In January the RMT transport union reported: "At the moment the seafaring ratings working on these vessels are drawn from a multitude of nationalities usually on very low pay and conditions. While we are aware individual companies argue that the crews make a significant part of their money through gratuities RMT has anecdotal evidence of a widespread disregard for the welfare of crews and the safety of vessels."
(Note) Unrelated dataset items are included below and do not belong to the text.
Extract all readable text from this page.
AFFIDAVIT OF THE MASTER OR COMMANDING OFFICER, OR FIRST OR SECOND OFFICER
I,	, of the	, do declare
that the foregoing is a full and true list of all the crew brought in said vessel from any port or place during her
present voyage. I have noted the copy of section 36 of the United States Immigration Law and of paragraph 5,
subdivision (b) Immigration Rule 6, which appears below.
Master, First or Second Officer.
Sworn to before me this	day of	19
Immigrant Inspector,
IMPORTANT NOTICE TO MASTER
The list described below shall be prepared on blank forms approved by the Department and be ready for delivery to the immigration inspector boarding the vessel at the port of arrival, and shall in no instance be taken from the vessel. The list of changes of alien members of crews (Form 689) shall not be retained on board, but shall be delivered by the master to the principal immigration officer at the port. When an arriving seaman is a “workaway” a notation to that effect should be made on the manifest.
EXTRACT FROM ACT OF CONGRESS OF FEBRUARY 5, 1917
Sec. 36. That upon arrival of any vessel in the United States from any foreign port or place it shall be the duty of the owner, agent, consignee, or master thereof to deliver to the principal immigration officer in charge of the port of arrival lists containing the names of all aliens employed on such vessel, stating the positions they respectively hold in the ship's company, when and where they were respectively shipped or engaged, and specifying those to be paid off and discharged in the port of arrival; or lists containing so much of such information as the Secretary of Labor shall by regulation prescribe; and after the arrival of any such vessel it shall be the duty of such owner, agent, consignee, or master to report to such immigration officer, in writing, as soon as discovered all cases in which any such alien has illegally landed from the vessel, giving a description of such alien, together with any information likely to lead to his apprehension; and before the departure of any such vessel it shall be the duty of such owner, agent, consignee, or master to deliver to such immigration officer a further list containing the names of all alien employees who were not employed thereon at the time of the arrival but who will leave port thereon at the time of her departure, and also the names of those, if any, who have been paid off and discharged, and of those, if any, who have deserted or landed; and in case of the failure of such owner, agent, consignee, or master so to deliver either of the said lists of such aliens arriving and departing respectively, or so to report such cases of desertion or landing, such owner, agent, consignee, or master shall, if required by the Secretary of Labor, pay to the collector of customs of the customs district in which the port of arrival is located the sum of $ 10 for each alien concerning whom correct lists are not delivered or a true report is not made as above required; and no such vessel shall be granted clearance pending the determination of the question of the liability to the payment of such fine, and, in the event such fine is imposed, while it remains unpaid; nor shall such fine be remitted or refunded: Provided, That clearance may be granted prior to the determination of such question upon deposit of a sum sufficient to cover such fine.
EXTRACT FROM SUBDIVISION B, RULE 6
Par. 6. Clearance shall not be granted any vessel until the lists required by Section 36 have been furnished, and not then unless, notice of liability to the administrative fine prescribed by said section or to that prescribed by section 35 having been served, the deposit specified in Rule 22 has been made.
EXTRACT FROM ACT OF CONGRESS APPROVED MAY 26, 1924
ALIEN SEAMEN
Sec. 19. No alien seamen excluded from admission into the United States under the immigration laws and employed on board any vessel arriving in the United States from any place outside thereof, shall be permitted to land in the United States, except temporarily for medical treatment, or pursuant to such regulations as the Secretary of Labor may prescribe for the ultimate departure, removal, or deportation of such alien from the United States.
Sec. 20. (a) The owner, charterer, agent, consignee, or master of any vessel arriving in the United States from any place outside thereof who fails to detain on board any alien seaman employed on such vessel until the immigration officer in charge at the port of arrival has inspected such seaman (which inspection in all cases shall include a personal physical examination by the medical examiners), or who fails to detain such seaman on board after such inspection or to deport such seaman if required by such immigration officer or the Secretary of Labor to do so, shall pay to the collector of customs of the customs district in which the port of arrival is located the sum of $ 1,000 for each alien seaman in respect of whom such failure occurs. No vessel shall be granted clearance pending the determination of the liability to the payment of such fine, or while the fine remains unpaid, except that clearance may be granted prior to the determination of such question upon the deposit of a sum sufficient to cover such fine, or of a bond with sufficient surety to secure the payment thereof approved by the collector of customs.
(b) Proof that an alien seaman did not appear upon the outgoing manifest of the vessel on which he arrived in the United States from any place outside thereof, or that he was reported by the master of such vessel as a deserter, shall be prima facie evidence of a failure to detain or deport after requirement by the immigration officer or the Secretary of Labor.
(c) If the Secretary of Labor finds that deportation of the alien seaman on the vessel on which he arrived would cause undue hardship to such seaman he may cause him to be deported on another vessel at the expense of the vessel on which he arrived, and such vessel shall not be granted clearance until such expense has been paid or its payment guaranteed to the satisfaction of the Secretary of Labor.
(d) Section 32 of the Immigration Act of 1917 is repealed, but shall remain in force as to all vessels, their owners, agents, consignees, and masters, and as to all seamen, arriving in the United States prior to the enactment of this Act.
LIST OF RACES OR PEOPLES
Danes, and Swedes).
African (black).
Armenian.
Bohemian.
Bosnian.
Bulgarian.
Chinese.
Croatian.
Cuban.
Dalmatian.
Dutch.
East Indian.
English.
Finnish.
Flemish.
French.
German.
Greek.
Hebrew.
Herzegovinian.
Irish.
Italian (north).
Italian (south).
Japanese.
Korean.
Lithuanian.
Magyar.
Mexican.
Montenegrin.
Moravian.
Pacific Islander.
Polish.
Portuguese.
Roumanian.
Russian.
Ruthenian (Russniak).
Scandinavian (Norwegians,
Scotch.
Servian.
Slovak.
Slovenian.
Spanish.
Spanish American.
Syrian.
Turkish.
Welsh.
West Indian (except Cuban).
The recent Costa Concordia disaster revealed how little has changed since the Titanic disaster, with two subsequent incidents in the Indian Ocean and the Phillipines.

While criticism of the ship's captain has filled the headlines, rumours about company policy have grown. Beniamino Deidda, the chief prosecutor of Tuscany, criticised the company. Particular attention was given to "lifeboats that did not come down, crew who did not know what to do [and] scant preparation in crisis management".

In an interview by the police, the captain claims that company bosses pressured cruise ships to sail close to Giglio Island to provide a spectacle for passengers. As the economic downturn threatens profits, shortcuts and further incidents are inevitable.

All the evidence shows that, 100 years on, profit rules the waves. Through a sustained campaign of unionisation, safety can be forced to the fore of the agenda in the cruise industry.

That should be part of the battle to kick out the Con-Dem coalition. Just days before the Costa Concordia sank, Prime Minister Cameron attacked the 'monster' of health and safety regulation, promising to make it more business friendly. Only an industry democratically run and controlled by workers, a nationalised shipping industry, can guarantee health and safety will be put before the short term profit driven interests of private industry.